Birch Compass
January 2026 — Oklahoma Nature Journal
What to look for this month near you, with room to record what you find.
This month in nature
Birds to watch
- Mourning Dove Zenaida macroura
- Northern Cardinal Cardinalis cardinalis
- Northern Mockingbird Mimus polyglottos
- American Crow Corvus brachyrhynchos
- Northern Bobwhite Colinus virginianus
- Red-bellied Woodpecker Melanerpes carolinus
In bloom
- Native witch-hazel may open thin yellow petal-ribbons in sheltered eastern Oklahoma hollows, the lone winter bloomer.
In the garden
- A planning and pruning month; order seed early and prune dormant fruit trees and grapes on the rare calm, mild day.
- Start onion and leek seeds indoors under lights now, the slowest transplants to get a head start on the Oklahoma spring.

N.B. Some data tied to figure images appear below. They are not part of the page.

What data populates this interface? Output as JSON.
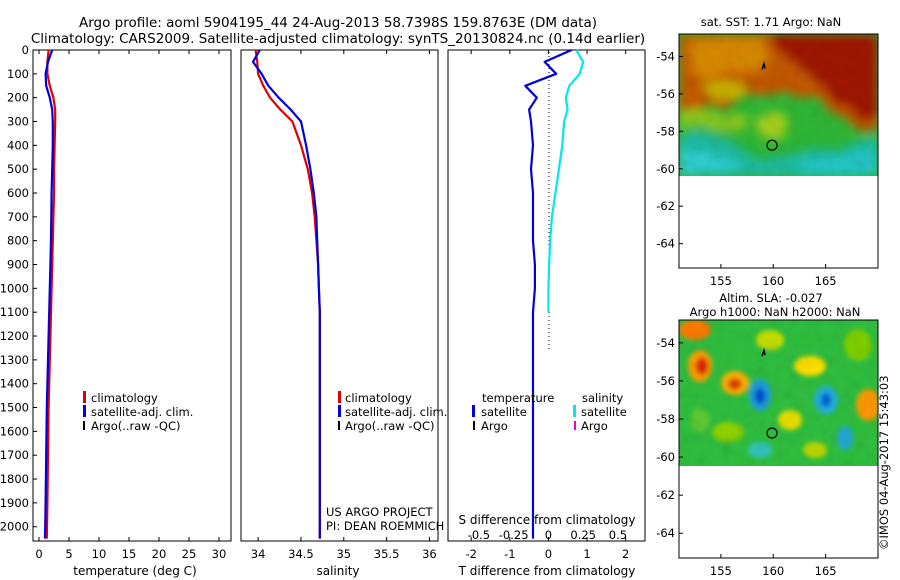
{
  "header": {
    "line1": "Argo profile: aoml 5904195_44 24-Aug-2013 58.7398S 159.8763E (DM data)",
    "line2": "Climatology: CARS2009. Satellite-adjusted climatology: synTS_20130824.nc (0.14d earlier)"
  },
  "credit": "©IMOS 04-Aug-2017 15:43:03",
  "project_note": {
    "line1": "US ARGO PROJECT",
    "line2": "PI: DEAN ROEMMICH"
  },
  "colors": {
    "climatology": "#e00000",
    "satellite": "#0000e0",
    "argo": "#000000",
    "salinity_satellite": "#00e8ee",
    "salinity_argo": "#e000e0"
  },
  "chart_data": [
    {
      "type": "line",
      "id": "temperature",
      "xlabel": "temperature (deg C)",
      "ylabel": "",
      "xlim": [
        -1,
        32
      ],
      "ylim": [
        2060,
        0
      ],
      "xticks": [
        0,
        5,
        10,
        15,
        20,
        25,
        30
      ],
      "xtick_labels": [
        "0",
        "5",
        "10",
        "15",
        "20",
        "25",
        "30"
      ],
      "yticks": [
        0,
        100,
        200,
        300,
        400,
        500,
        600,
        700,
        800,
        900,
        1000,
        1100,
        1200,
        1300,
        1400,
        1500,
        1600,
        1700,
        1800,
        1900,
        2000
      ],
      "ytick_labels": [
        "0",
        "100",
        "200",
        "300",
        "400",
        "500",
        "600",
        "700",
        "800",
        "900",
        "1000",
        "1100",
        "1200",
        "1300",
        "1400",
        "1500",
        "1600",
        "1700",
        "1800",
        "1900",
        "2000"
      ],
      "legend": [
        "climatology",
        "satellite-adj. clim.",
        "Argo(..raw -QC)"
      ],
      "legend_position": "lower-right",
      "series": [
        {
          "name": "climatology",
          "color": "#e00000",
          "x": [
            1.6,
            1.4,
            1.4,
            1.8,
            2.4,
            2.7,
            2.7,
            2.6,
            2.5,
            2.5,
            2.3,
            2.2,
            2.1,
            2.0,
            1.9,
            1.8,
            1.7,
            1.6,
            1.5,
            1.4,
            1.3
          ],
          "y": [
            0,
            50,
            100,
            150,
            200,
            250,
            300,
            400,
            500,
            600,
            800,
            900,
            1000,
            1100,
            1200,
            1300,
            1400,
            1500,
            1700,
            1900,
            2050
          ]
        },
        {
          "name": "satellite-adj. clim.",
          "color": "#0000e0",
          "x": [
            2.2,
            1.5,
            1.1,
            1.2,
            1.8,
            2.2,
            2.3,
            2.3,
            2.2,
            2.1,
            2.0,
            1.9,
            1.8,
            1.7,
            1.6,
            1.5,
            1.4,
            1.3,
            1.2,
            1.1,
            1.0
          ],
          "y": [
            0,
            50,
            100,
            150,
            200,
            250,
            300,
            400,
            500,
            600,
            800,
            900,
            1000,
            1100,
            1200,
            1300,
            1400,
            1500,
            1700,
            1900,
            2050
          ]
        }
      ]
    },
    {
      "type": "line",
      "id": "salinity",
      "xlabel": "salinity",
      "ylabel": "",
      "xlim": [
        33.8,
        36.1
      ],
      "ylim": [
        2060,
        0
      ],
      "xticks": [
        34,
        34.5,
        35,
        35.5,
        36
      ],
      "xtick_labels": [
        "34",
        "34.5",
        "35",
        "35.5",
        "36"
      ],
      "legend": [
        "climatology",
        "satellite-adj. clim.",
        "Argo(..raw -QC)"
      ],
      "legend_position": "lower-right",
      "series": [
        {
          "name": "climatology",
          "color": "#e00000",
          "x": [
            33.97,
            33.99,
            34.0,
            34.06,
            34.14,
            34.26,
            34.4,
            34.5,
            34.58,
            34.63,
            34.66,
            34.68,
            34.7,
            34.71,
            34.72,
            34.72,
            34.72,
            34.72,
            34.72,
            34.72,
            34.72,
            34.72
          ],
          "y": [
            0,
            50,
            100,
            150,
            200,
            250,
            300,
            400,
            500,
            600,
            700,
            800,
            900,
            1000,
            1100,
            1200,
            1300,
            1400,
            1500,
            1700,
            1900,
            2050
          ]
        },
        {
          "name": "satellite-adj. clim.",
          "color": "#0000e0",
          "x": [
            34.02,
            33.94,
            34.04,
            34.12,
            34.24,
            34.38,
            34.5,
            34.56,
            34.61,
            34.65,
            34.68,
            34.69,
            34.7,
            34.71,
            34.72,
            34.72,
            34.72,
            34.72,
            34.72,
            34.72,
            34.72,
            34.72
          ],
          "y": [
            0,
            50,
            100,
            150,
            200,
            250,
            300,
            400,
            500,
            600,
            700,
            800,
            900,
            1000,
            1100,
            1200,
            1300,
            1400,
            1500,
            1700,
            1900,
            2050
          ]
        }
      ]
    },
    {
      "type": "line",
      "id": "difference",
      "xlabel": "T difference from climatology",
      "xlabel_top": "S difference from climatology",
      "xlim": [
        -2.6,
        2.5
      ],
      "xticks": [
        -2,
        -1,
        0,
        1,
        2
      ],
      "xtick_labels": [
        "-2",
        "-1",
        "0",
        "1",
        "2"
      ],
      "sticks": [
        -0.5,
        -0.25,
        0,
        0.25,
        0.5
      ],
      "stick_labels": [
        "-0.5",
        "-0.25",
        "0",
        "0.25",
        "0.5"
      ],
      "legend_left_title": "temperature",
      "legend_right_title": "salinity",
      "legend_left": [
        "satellite",
        "Argo"
      ],
      "legend_right": [
        "satellite",
        "Argo"
      ],
      "series": [
        {
          "name": "satellite",
          "group": "temperature",
          "color": "#0000e0",
          "x": [
            0.6,
            -0.1,
            0.2,
            -0.6,
            -0.3,
            -0.5,
            -0.45,
            -0.4,
            -0.45,
            -0.4,
            -0.4,
            -0.35,
            -0.35,
            -0.4,
            -0.4,
            -0.4,
            -0.4,
            -0.4,
            -0.4,
            -0.4,
            -0.4
          ],
          "y": [
            0,
            50,
            100,
            150,
            200,
            250,
            300,
            400,
            500,
            600,
            800,
            900,
            1000,
            1100,
            1200,
            1300,
            1400,
            1500,
            1700,
            1900,
            2050
          ]
        },
        {
          "name": "satellite",
          "group": "salinity",
          "color": "#00e8ee",
          "x": [
            0.8,
            1.0,
            0.9,
            0.6,
            0.5,
            0.55,
            0.45,
            0.4,
            0.3,
            0.2,
            0.1,
            0.05,
            0.02,
            0.0,
            0.0
          ],
          "y": [
            0,
            50,
            100,
            150,
            200,
            250,
            300,
            400,
            500,
            600,
            700,
            800,
            900,
            1000,
            1100
          ]
        }
      ]
    },
    {
      "type": "heatmap",
      "id": "sst-map",
      "title": "sat. SST: 1.71  Argo: NaN",
      "xlim": [
        151,
        170
      ],
      "ylim": [
        -65.3,
        -52.8
      ],
      "xticks": [
        155,
        160,
        165
      ],
      "yticks": [
        -54,
        -56,
        -58,
        -60,
        -62,
        -64
      ],
      "ytick_labels": [
        "-54",
        "-56",
        "-58",
        "-60",
        "-62",
        "-64"
      ],
      "data_extent_lat": [
        -60,
        -52.8
      ],
      "marker": {
        "lon": 159.88,
        "lat": -58.74
      }
    },
    {
      "type": "heatmap",
      "id": "sla-map",
      "title_line1": "Altim. SLA: -0.027",
      "title_line2": "Argo h1000: NaN  h2000: NaN",
      "xlim": [
        151,
        170
      ],
      "ylim": [
        -65.3,
        -52.8
      ],
      "xticks": [
        155,
        160,
        165
      ],
      "yticks": [
        -54,
        -56,
        -58,
        -60,
        -62,
        -64
      ],
      "ytick_labels": [
        "-54",
        "-56",
        "-58",
        "-60",
        "-62",
        "-64"
      ],
      "data_extent_lat": [
        -60,
        -52.8
      ],
      "marker": {
        "lon": 159.88,
        "lat": -58.74
      }
    }
  ]
}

- Plant bare-root fruit trees, blackberries, and roses while dormant, and tuck in onion sets late in the milder south.
Night sky
- The Quadrantid meteor shower peaks around January 3 in a short, sharp burst; look northeast after midnight from a dark western-Oklahoma sky.
- Orion stands high in the south after dark; trace his belt down to brilliant Sirius, the brightest star in the night sky.
- The Pleiades cluster and orange Aldebaran ride high overhead in the early evening above the dark Wichita Mountains.